10. トマトの63種類の免疫関連遺伝子を標的とするCRISPR/Cas9が誘導する変異を検証
[出典] Generation and molecular characterization of CRISPR/Cas9-induced mutations in 63 immunity-associated genes in tomato reveals specificity and a range of gene modifications. Zhang N [..] Martin GB. bioRxiv. 2019-11-08.
 Boyce Thompson Institute for Plant ResearchとCornell Universityの研究グループが、表題編集から得られたT0世代361個体とT1世代が帯びていた変異の規模と種類を網羅的に同定した。

11. [レビュー] CRISPR/Casゲノム編集技術によるHDRを介した精密な植物遺伝子ターゲッティングの現状と将来
[出典] Precise gene replacement in plants through CRISPR/Cas genome editing technology: current status and future perspectives. Li S, Xiao L. aBIOTECH. 2019-11-07
 中国農業科学院作物科学研究所の研究チームによるレビュー:CRISPR/Cas9 HDRによる植物遺伝子ターゲッティングの事例 (Table 1);ジェミニウイルス・レプリコンを介した修復用DNAテンプレート (DNA repair template, DRT)の供給向上の効果;CRISPR/Cas12a HDRによる植物遺伝子ターゲッティング;HDR過程の分子機構;HDR効率の改善など。

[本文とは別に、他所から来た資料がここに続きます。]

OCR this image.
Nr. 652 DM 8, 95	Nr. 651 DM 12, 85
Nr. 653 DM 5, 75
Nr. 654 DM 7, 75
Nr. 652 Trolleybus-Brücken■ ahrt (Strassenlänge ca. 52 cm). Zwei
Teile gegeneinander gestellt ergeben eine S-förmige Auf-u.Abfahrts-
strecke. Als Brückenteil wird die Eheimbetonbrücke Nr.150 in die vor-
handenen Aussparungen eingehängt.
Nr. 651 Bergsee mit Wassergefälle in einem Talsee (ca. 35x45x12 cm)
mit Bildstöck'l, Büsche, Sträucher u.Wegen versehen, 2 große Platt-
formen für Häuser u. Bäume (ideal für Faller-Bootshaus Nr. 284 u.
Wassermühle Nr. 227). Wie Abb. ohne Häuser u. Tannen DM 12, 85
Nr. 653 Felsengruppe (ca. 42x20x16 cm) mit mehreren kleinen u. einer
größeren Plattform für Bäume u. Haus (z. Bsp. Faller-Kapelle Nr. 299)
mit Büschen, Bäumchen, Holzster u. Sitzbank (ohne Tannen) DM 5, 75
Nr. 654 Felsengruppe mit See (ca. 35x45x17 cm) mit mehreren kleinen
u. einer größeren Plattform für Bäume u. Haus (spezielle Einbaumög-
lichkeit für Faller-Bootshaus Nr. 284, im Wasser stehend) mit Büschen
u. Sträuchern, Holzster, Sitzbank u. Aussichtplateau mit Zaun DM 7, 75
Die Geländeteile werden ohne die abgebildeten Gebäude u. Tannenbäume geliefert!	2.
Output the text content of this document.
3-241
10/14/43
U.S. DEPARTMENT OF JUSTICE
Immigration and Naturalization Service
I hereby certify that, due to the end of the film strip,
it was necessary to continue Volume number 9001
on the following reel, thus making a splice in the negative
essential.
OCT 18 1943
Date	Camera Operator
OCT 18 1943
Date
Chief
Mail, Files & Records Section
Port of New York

12. CRISPR-Cpf1による糸状菌Ashbya gossypiiのゲノム多重編集
[出典] Multiplex genomic edition in Ashbya gossypii using CRISPR-Cpf1. Jiménez A, Hoff B, Revuelta JL. bioRxiv. 2019-11-08.
 University of Salamanca (スペイン)とWhite Biotechnology Research (ドイツ)の研究グループが、PAM (5'-NGG-3')を認識するCas9に替えてTリッチなPAM (5’-TTTN-3’) を認識するLachnospiraceae bacterium Cpf1 (Cas12a)とドナーDNA (dDNA)を利用してAshbya gossypii (Eremothecium gossypii) の5種類の栄養要求性マーカ遺伝子それぞれへの大規模な欠失誘導を実現した。続いて、Cpf1にcrRNAアレイとdDNAアレイを組み合わせて、4種類までの遺伝子の同時編集が可能なことを示した。